Les révoltés de Cordoue
fouilla dans ses habits et sortit une
lettre écrite avec une encre orangée : la « lettre de la mort »,
qui devait récompenser le défunt à l’heure où ses actions seraient pesées sur
la balance divine.
Il gratta la terre à l’endroit où il supposa que se trouvait
la tête de l’enfant et enfouit la lettre.
— Nous n’avons pas pu accompagner ta mort avec cette lettre,
murmura-t-il en l’enfonçant dans la terre. Dieu le comprendra. Permets-moi d’y
inclure des prières pour ta mère, ainsi que pour ton frère et ta sœur que tu
n’auras jamais connus.
Devant la forteresse en ruines de Lanjarón, Hernando n’avait
pu s’empêcher de penser à l’épée de Mahomet, enterrée au pied de la tour. Comme
chaque village qu’ils avaient traversé depuis, Ugíjar, capitale des Alpujarras,
était quasiment vide. Les Galiciens et Castillans venus remplacer les Maures
expulsés n’étaient pas assez nombreux pour repeupler la région, et près d’un
quart des villages était à l’abandon. La sensation de liberté qu’Hernando
éprouvait à sillonner la vallée, avec les sommets de la Sierra Nevada à sa
gauche et la Contraviesa à sa droite, était troublée à la vue de ces maisons
fermées et à moitié démolies.
Toutefois, malgré l’aspect désolé du village, Hernando
savourait avec nostalgie chaque arbre, chaque animal, chaque ruisseau et chaque
pierre du chemin ; ses yeux balayaient continuellement le paysage et les
souvenirs cognaient dans sa tête, tandis que don Sancho et les domestiques ne
cessaient de se plaindre, sans cacher la répugnance que leur inspiraient ces
gens et ces terres pauvres.
Près de deux mois avaient passé entre le jour où le duc lui
avait proposé cette mission et le départ. Pendant cette période, Hernando avait
parlé à Juan Marco, le maître tisserand chez qui travaillait Aisha. Ils se
connaissaient. Hernando était venu à plusieurs reprises à l’atelier et avait
discuté avec lui ; c’était un tisserand spécialisé dans le velours, le
satin et le damas, arrogant, qui se considérait au-dessus des membres de sa
corporation : soyeux, drapiers, fileurs, y compris les tisserands
« mineurs », qui travaillaient le taffetas. Le maître ne cachait pas
son intérêt à compter un jour parmi ses clients la maison du duc de Monterreal.
— Augmente le salaire journalier de ma mère, lui avait
demandé Hernando un soir.
Il avait attendu, caché dans un coin non loin de l’atelier,
que la silhouette d’Aisha disparaisse dans la rue. Depuis leur dispute, elle
n’admettait plus aucune aide de son fils.

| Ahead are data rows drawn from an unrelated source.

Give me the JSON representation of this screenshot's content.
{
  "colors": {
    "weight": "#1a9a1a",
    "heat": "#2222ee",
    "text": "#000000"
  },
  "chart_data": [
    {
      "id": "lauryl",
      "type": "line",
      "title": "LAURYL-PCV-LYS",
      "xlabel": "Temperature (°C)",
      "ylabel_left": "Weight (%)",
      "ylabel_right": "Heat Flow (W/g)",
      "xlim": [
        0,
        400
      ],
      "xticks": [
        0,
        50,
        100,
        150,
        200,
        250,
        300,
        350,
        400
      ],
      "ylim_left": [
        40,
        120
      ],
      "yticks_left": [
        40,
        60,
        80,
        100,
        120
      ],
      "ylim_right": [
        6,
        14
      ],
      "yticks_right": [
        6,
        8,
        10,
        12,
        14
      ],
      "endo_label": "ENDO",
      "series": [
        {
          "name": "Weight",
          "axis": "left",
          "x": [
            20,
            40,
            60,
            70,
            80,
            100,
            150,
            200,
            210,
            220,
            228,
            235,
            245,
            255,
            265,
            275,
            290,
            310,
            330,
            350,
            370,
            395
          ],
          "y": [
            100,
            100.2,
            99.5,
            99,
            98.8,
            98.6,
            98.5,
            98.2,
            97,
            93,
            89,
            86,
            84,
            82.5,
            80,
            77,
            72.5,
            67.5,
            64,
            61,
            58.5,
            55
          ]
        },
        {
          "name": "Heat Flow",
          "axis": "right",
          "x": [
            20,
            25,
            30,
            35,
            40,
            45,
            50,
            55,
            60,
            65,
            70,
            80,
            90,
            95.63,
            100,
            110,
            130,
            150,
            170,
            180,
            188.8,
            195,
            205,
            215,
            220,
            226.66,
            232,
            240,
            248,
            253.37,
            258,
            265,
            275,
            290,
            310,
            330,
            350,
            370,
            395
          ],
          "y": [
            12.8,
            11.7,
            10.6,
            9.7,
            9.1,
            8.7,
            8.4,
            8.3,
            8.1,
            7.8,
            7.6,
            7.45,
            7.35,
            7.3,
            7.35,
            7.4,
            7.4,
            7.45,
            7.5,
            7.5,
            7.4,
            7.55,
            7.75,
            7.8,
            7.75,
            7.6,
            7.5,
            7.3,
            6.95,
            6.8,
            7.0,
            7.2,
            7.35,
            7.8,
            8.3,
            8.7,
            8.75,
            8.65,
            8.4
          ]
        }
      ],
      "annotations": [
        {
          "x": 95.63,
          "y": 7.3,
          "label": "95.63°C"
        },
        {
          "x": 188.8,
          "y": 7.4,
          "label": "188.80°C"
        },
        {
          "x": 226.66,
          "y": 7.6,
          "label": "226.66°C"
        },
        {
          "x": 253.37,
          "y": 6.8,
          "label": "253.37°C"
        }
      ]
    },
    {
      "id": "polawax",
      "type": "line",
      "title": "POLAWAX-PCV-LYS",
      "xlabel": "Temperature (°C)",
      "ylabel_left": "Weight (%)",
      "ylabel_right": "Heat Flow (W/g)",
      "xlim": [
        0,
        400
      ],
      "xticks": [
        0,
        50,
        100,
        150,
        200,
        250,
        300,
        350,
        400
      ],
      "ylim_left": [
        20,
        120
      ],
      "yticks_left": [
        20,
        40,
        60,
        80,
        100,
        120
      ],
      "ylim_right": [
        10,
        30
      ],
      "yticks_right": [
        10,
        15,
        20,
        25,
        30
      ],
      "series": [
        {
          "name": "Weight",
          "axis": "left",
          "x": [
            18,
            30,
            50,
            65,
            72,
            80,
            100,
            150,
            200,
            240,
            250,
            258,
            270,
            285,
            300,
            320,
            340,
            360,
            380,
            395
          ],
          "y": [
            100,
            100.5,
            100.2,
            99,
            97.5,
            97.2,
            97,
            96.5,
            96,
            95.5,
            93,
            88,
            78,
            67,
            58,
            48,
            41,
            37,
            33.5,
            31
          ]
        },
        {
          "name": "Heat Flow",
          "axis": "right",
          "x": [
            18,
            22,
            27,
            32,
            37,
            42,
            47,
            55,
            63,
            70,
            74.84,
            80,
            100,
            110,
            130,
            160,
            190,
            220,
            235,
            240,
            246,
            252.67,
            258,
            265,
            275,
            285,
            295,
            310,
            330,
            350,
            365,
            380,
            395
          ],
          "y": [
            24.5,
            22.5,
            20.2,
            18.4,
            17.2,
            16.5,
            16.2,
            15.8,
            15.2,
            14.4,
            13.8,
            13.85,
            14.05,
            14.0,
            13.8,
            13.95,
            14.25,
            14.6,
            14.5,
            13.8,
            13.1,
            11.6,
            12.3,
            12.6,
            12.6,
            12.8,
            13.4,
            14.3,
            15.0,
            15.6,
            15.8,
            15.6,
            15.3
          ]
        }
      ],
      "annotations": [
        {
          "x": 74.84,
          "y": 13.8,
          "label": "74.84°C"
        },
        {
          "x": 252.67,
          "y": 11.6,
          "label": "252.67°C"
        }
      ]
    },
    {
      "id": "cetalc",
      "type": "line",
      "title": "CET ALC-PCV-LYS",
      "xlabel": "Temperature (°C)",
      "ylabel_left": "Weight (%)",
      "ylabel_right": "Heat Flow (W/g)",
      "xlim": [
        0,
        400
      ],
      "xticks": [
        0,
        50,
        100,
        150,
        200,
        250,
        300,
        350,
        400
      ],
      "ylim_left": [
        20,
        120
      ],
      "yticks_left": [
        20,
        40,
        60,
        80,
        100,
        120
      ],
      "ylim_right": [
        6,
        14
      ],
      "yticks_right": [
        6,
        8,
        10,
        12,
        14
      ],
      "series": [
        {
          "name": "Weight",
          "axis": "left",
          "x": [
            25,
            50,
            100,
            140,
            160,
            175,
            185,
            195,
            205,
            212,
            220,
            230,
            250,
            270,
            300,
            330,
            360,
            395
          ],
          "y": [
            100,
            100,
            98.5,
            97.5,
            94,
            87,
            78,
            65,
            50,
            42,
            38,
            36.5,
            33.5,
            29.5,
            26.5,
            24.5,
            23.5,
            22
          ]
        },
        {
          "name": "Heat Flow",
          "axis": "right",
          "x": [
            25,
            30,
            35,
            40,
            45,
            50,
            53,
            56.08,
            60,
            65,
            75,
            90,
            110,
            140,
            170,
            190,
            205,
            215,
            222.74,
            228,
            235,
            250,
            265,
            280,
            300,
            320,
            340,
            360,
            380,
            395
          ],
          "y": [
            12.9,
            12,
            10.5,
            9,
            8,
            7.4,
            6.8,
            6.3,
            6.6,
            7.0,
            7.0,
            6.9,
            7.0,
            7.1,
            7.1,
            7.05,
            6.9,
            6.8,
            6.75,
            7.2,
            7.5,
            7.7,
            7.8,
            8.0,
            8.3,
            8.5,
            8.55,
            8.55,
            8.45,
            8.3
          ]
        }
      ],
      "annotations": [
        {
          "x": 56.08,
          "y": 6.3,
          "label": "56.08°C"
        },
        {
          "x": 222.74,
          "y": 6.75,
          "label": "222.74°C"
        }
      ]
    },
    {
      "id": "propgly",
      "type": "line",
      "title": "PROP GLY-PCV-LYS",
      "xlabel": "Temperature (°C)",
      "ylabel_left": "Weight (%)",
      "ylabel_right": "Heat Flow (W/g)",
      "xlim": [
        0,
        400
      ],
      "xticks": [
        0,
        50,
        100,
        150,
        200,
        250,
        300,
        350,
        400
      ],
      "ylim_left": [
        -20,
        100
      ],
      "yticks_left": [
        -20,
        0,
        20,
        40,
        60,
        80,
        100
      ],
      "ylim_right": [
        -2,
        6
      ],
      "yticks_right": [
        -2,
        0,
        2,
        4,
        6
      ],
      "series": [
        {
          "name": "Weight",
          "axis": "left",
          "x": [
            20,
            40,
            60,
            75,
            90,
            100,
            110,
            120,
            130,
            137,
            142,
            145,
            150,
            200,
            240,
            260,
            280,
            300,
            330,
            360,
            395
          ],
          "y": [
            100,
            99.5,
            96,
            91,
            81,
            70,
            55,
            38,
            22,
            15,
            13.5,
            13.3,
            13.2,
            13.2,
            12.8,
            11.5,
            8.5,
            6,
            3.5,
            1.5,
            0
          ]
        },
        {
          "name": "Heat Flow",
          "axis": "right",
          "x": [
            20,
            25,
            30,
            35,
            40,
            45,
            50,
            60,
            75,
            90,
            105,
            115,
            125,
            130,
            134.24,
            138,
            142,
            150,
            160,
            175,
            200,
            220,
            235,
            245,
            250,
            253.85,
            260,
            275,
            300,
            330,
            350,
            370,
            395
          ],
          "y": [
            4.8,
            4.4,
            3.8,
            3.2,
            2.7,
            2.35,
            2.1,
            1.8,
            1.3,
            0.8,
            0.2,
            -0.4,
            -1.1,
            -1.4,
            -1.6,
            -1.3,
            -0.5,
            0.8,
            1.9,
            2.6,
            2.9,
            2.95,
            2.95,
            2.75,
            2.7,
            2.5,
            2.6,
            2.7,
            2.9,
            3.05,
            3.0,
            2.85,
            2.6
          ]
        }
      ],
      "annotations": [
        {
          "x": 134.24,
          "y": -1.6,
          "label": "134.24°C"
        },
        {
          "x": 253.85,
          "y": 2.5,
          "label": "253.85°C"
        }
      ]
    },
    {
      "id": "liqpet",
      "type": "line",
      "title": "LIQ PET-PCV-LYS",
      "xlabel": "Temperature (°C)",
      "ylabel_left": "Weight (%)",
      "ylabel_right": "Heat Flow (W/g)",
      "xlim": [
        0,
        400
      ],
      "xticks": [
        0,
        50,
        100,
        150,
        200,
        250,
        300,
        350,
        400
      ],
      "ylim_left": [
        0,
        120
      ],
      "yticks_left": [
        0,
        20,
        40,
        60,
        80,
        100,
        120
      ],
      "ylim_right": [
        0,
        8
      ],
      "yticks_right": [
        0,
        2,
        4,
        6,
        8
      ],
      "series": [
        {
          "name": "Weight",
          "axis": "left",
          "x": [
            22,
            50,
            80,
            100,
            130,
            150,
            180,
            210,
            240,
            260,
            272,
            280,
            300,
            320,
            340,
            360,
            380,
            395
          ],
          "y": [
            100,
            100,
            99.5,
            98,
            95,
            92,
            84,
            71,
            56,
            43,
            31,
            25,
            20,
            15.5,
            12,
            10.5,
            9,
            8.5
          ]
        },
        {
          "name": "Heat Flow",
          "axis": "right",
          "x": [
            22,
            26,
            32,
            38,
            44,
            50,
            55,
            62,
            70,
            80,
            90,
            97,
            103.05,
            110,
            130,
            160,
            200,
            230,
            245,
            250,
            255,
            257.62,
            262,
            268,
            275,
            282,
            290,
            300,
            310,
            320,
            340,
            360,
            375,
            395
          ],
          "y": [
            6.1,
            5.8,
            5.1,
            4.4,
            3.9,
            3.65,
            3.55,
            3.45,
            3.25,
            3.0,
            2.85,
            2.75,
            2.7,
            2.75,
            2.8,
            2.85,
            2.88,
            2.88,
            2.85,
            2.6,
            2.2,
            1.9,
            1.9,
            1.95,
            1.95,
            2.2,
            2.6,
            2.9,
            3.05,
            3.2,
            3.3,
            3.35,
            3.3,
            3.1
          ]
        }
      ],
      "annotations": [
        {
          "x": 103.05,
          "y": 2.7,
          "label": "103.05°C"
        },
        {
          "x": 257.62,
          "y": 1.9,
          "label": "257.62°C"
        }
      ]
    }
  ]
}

— Et pourquoi ? avait répliqué le maître. Ta mère
connaît les produits, comme toutes les femmes de Grenade, mais elle n’a jamais
tissé. Les ordonnances m’interdisent de lui donner un autre travail que…
— Peu importe, augmente-la. De toute façon, ça ne te
coûtera rien, avait ajouté Hernando en lui mettant dans la main trois écus en
or.
— Facile à dire ! Tu ne sais pas comment sont ces
femmes : si j’augmente le salaire de l’une, les autres vont se jeter sur
moi comme des louves…
Hernando avait soupiré. Le tisserand se faisait prier.
— Personne ne doit le savoir ; juste elle. Si tu
fais cela, j’intercéderai auprès du duc pour qu’il s’intéresse à tes produits,
avait assuré Hernando en le regardant droit dans les yeux.
La promesse d’Hernando, ajoutée aux écus en or, avait fini
par convaincre le tisserand qui, toutefois, avait encore posé une dernière
question :
— Entendu, mais… pourquoi ?
— Ça me regarde. Contente-toi de faire ce que tu dois.
Hernando avait résolu un problème, mais il lui en restait un
autre. Comme il avait peu de préparatifs à effectuer avant ce voyage !
avait-il pensé le lendemain soir en allant frapper à la porte d’Arbasia.
Deux ! Importants, mais seulement deux. La bonne qui ouvrit la porte le
fit attendre dans le vestibule, en pleine pénombre. La dernière fois qu’il
avait dû partir en voyage, il avait laissé sa maison aux mains de Fatima et
demandé à Abbas de veiller sur les siens…
— Que me vaut cette visite, Hernando ? Il est
tard, avait dit Arbasia, l’air fatigué, coupant court à ses pensées.
— Pardonne-moi, maestro, mais je dois m’absenter et je
crois qu’il existe une seule personne à Cordoue en qui je peux avoir confiance.